その昔。ごく普通の家庭において亭主は
絶対的存在として君臨した。
「このように、お前たちが何不自由なく暮らせるのは、
俺が懸命に働いてやっているからだ。ありがたく思え」
こう言えば、妻も子供たちも
「はい、お陰様で……ありがとうございます」と、
胸のうちでベロをしながら従った。
その昔と言っても、現在でもそのような
家庭は結構多いはずだ。
特に中年以降の男性は
「仕事優先。
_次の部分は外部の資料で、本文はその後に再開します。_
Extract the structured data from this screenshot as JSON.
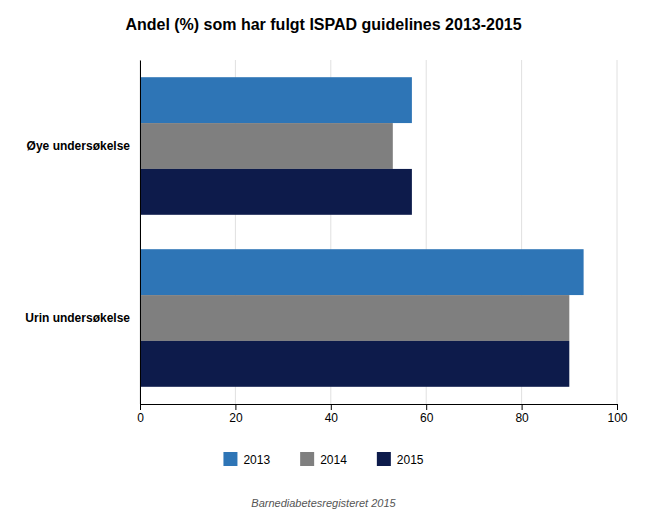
{
  "chart_data": {
    "type": "bar",
    "orientation": "horizontal",
    "title": "Andel (%) som har fulgt ISPAD guidelines 2013-2015",
    "categories": [
      "Urin undersøkelse",
      "Øye undersøkelse"
    ],
    "series": [
      {
        "name": "2013",
        "color": "#2E75B6",
        "values": [
          93,
          57
        ]
      },
      {
        "name": "2014",
        "color": "#7F7F7F",
        "values": [
          90,
          53
        ]
      },
      {
        "name": "2015",
        "color": "#0D1B4B",
        "values": [
          90,
          57
        ]
      }
    ],
    "xlim": [
      0,
      100
    ],
    "xticks": [
      0,
      20,
      40,
      60,
      80,
      100
    ],
    "grid": true,
    "legend": "bottom",
    "annotations": [
      "Barnediabetesregisteret 2015"
    ]
  }
}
家庭は二の次」思考になりやすく、
たまの休日も、やれゴルフだ何だと言って
家事には見向きもしない。
そうやって年月を重ねていくと奥方にとっては、
亭主は金を運んできてくれる存在でしかなくなっていく。
むしろ、家では何もしないくせに、何だかだと偉そうな
モラハラ亭主に不満を募らせていく。
不満をため込んでいく。
そんな世の亭主族は用心したがよい。
強烈な仕返しが待っている。
定年──これは亭主はもう金を運んではこない
ことを意味するわけで、
まさに「金の切れ目が縁の切れ目」とばかり、
いきなり離婚を突き付けられる。
よく言う定年離婚だ。
長年にわたり不満を貯めこんできた奥方にとり、
金を運んでこない亭主には何の存在価値もない。
「もう我慢しないわ」とばかり一気に
攻勢に出てくるのだ。
攻撃することしか能のなかった亭主は、
守りはからっきしで、オロオロするばかり。
もっと壮絶な仕返しは、亭主の健康寿命が尽きるのを
待っている奥方である。
ベッドに横たわる亭主の枕元で、こうつぶやく。
「これからは私がいじめ抜いてやる」
ああ怖い、怖い。
ここまでのことではなくとも、やれ「掃除機をかけろ」
「風呂掃除をしろ」などと命令されることになる。
知人が定年になったので、ご機嫌伺いの電話をしたら
「妻の部下になっております」と言うので大笑いした。
これくらいの仕返しは「よし」としておかねばならない。